Porphyrins are the conjugate acids of ligands that bind metals to form complexes. The metal ion usually has a charge of 2+ or 3+. A schematic equation for these syntheses is:
H2porphyrin + [MLn]2+ → M(porphyrinate)Ln-4 + 4 L + 2 H+
where M=metal ion and L=a ligand
A porphyrin without a metal ion in its cavity is a free base. Some iron-containing porphyrins are called hemes. Heme-containing proteins, or hemoproteins, are found extensively in nature. Hemoglobin and myoglobin are two O2-binding proteins that contain iron porphyrins. Various cytochromes are also hemoproteins. Several other heterocycles are related to porphyrins. These include corrins, chlorins, bacteriochlorophylls and corphins. Chlorins (2,3-dihydroporphyrin) are more reduced, contain more hydrogen than porphyrins, and feature a pyrroline subunit. This structure occurs in a chlorophyll molecule. Replacement of two of the four pyrrolic subunits with pyrrolinic subunits results in either a bacteriochlorin (as found in some photosynthetic bacteria) or an isobacteriochlorin, depending on the relative positions of the reduced rings. Some porphyrin derivatives follow Hückel’s rule, but most do not.
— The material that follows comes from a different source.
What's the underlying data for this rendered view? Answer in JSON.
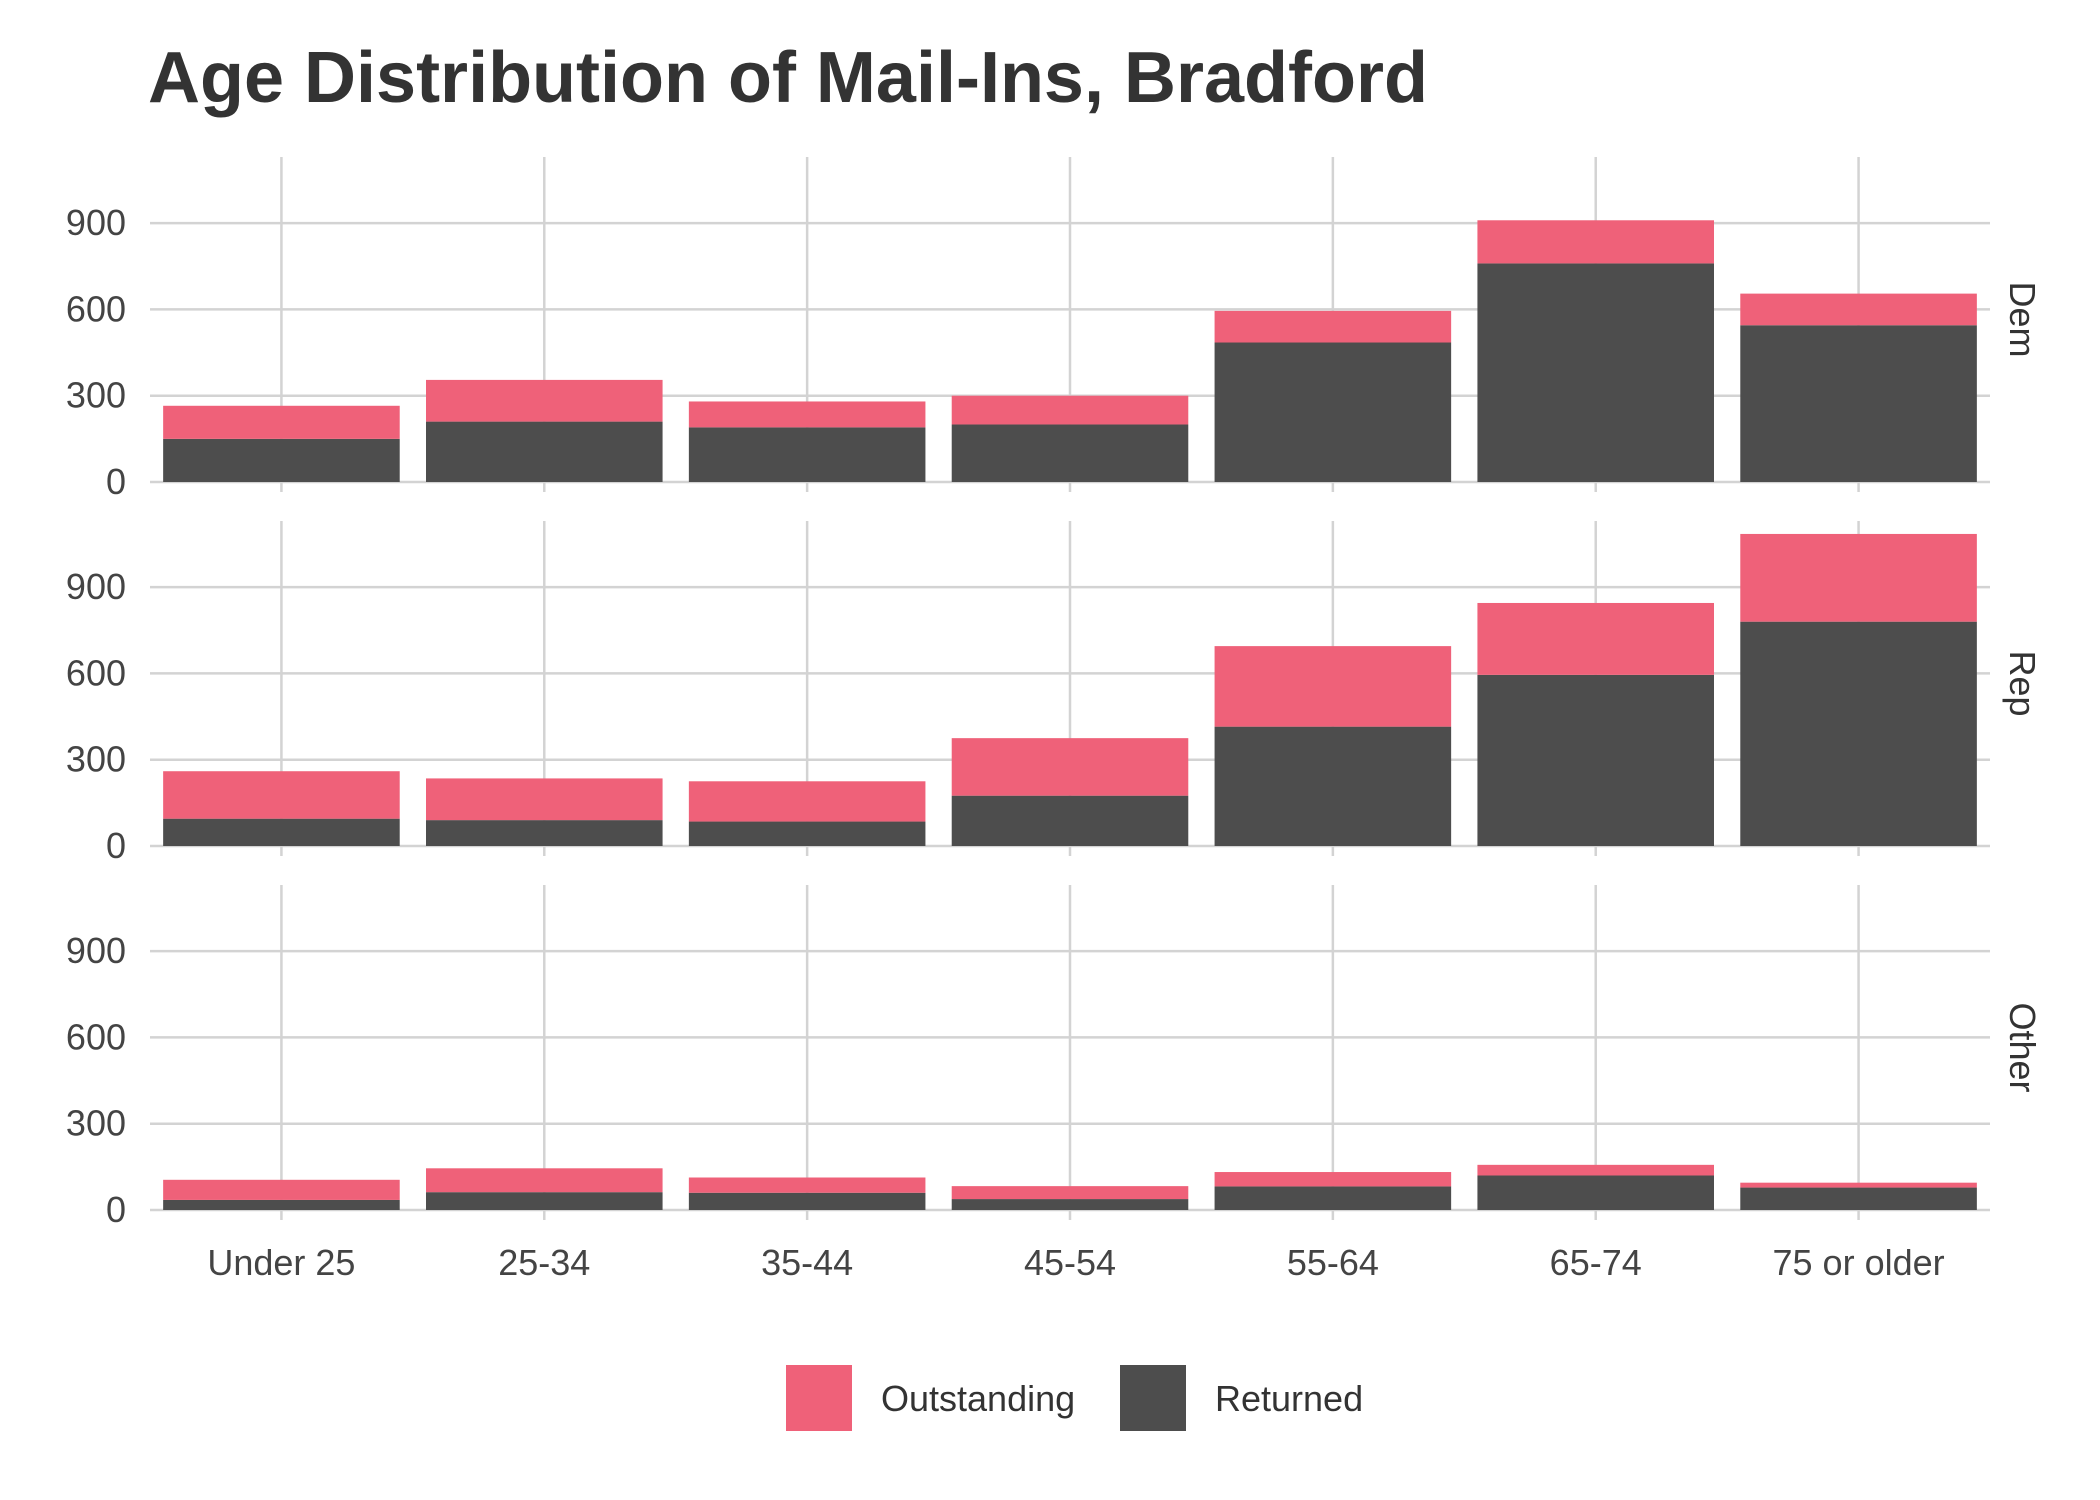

The “committed step” for porphyrin biosynthesis is the formation of δ-aminolevulinic acid (δ-ALA, 5-ALA or dALA) by the reaction of the amino acid glycine with succinyl-CoA from the citric acid cycle. Two molecules of dALA combine to give porphobilinogen (PBG), which contains a pyrrole ring. Four PBGs are then combined through deamination into hydroxymethyl bilane (HMB), which is hydrolysed to form the circular tetrapyrrole uroporphyrinogen III. This molecule undergoes a number of further modifications. Intermediates are used in different species to form particular substances, but, in humans, the main end-product protoporphyrin IX is combined with iron to form heme. Bile pigments are the breakdown products of heme.